2. Aux fins de la réalisation de ses enquêtes, le Secrétaire général peut demander tels renseignements complémentaires qu'il considère comme pertinents. Les réponses aux demandes faites par le Secrétaire général sont expédiées par télex, télécopieur ou d'autres moyens analogues de communication.
3. L'autorité compétente fait en sorte qu'aux fins du traitement communautaire, pas plus de matières extra-régionales ne soient utilisées dans la production que ne l'autorise le Secrétaire général.

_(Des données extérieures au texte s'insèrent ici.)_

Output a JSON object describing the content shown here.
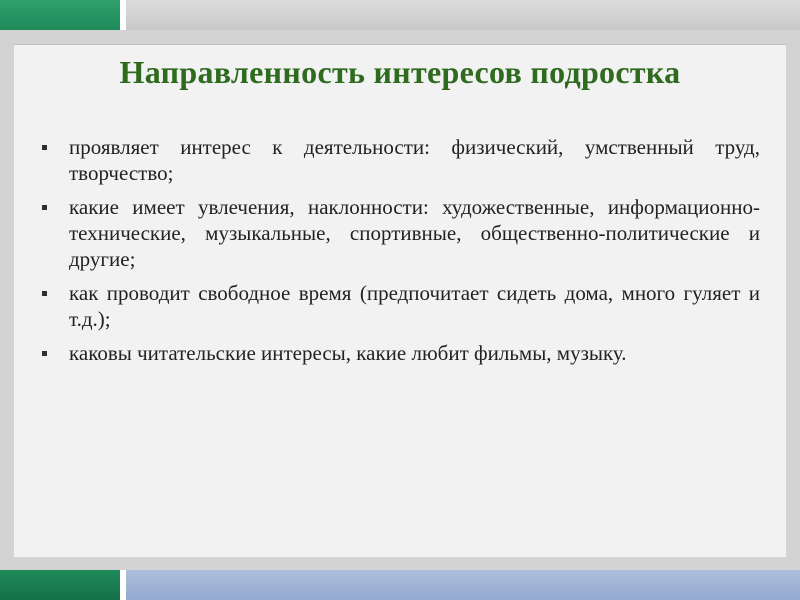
{
  "slide": {
    "title": "Направленность интересов подростка",
    "bullets": [
      {
        "text": "проявляет интерес к деятельности: физический, умственный труд, творчество;"
      },
      {
        "text": "какие имеет увлечения, наклонности: художественные, информационно-технические, музыкальные, спортивные, общественно-политические и другие;"
      },
      {
        "text": "как проводит свободное время (предпочитает сидеть дома, много гуляет и т.д.);"
      },
      {
        "text": "каковы читательские интересы, какие любит фильмы, музыку."
      }
    ]
  },
  "colors": {
    "title": "#2e6b1f",
    "accent_green": "#1f8a5a",
    "bottom_blue": "#93a9cf",
    "frame_gray": "#d3d3d3",
    "content_bg": "#f2f2f2"
  }
}
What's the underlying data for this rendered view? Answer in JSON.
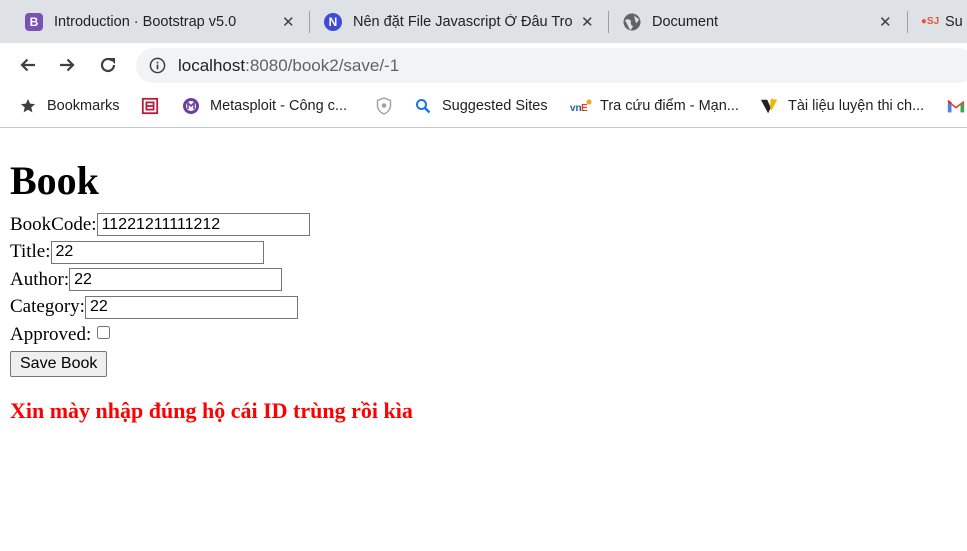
{
  "browser": {
    "tabs": [
      {
        "title": "Introduction · Bootstrap v5.0",
        "favicon": "bootstrap-icon",
        "favicon_color": "#7952b3"
      },
      {
        "title": "Nên đặt File Javascript Ở Đâu Tro",
        "favicon": "n-icon",
        "favicon_color": "#3f4ad6"
      },
      {
        "title": "Document",
        "favicon": "globe-icon",
        "favicon_color": "#5f6368"
      },
      {
        "title": "Su",
        "favicon": "sj-icon",
        "favicon_color": "#e05a3a"
      }
    ],
    "tab_close_glyph": "✕",
    "address": {
      "host": "localhost",
      "path": ":8080/book2/save/-1"
    },
    "bookmarks": [
      {
        "label": "Bookmarks",
        "icon": "star-icon"
      },
      {
        "label": "",
        "icon": "book-icon"
      },
      {
        "label": "Metasploit - Công c...",
        "icon": "metasploit-icon"
      },
      {
        "label": "",
        "icon": "shield-icon"
      },
      {
        "label": "Suggested Sites",
        "icon": "search-icon"
      },
      {
        "label": "Tra cứu điểm - Mạn...",
        "icon": "vnedu-icon"
      },
      {
        "label": "Tài liệu luyện thi ch...",
        "icon": "vietjack-icon"
      },
      {
        "label": "",
        "icon": "gmail-icon"
      }
    ]
  },
  "page": {
    "heading": "Book",
    "fields": {
      "bookcode": {
        "label": "BookCode:",
        "value": "11221211111212"
      },
      "title": {
        "label": "Title:",
        "value": "22"
      },
      "author": {
        "label": "Author:",
        "value": "22"
      },
      "category": {
        "label": "Category:",
        "value": "22"
      }
    },
    "approved_label": "Approved:",
    "approved": false,
    "save_label": "Save Book",
    "error_message": "Xin mày nhập đúng hộ cái ID trùng rồi kìa",
    "error_color": "#ff0000"
  }
}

L'autorité compétente communique à l'autorité gouvernementale ou à l'organisme habilité nommé par l'État concerné en vertu du paragraphe 1 de la Règle 8 les renseignements nécessaires à cet effet.
4. Les États membres conviennent de coopérer pleinement avec le Secrétaire général aux fins de la satisfaction des dispositions de la présente Règle.
RÈGLE 11
Sanctions
1. 1. Les États membres s'engagent à promulguer une législation comportant les dispositions qui s'imposent pour sanctionner les personnes qui, dans leur propre État, fournissent ou font fournir un document mensonger à tel ou tel égard à l'appui d'une demande faite dans un autre État membre selon laquelle des marchandises devraient faire l'objet du traitement tarifaire communautaire. Les sanctions applicables seront analogues à celles applicables en cas de déclaration mensongère concernant le paiement des droits à l'importation.
2. Un État membre peut traiter le délit à l'amiable, ceci s'il est préférable de régler l'affaire par une sanction de compromis ou par une procédure administrative analogue.
3. Un État membre n'est nullement tenu d'introduire ou de poursuivre une action en justice ou de prendre ou de maintenir une mesure visée au paragraphe 2 de la présente Règle :
(a) si ceci ne lui a pas été demandé par l'État membre importateur auquel la fausse déclaration a été faite ; ou
(b) si, selon les preuves à disposition, les procédures ne seraient pas justifiées.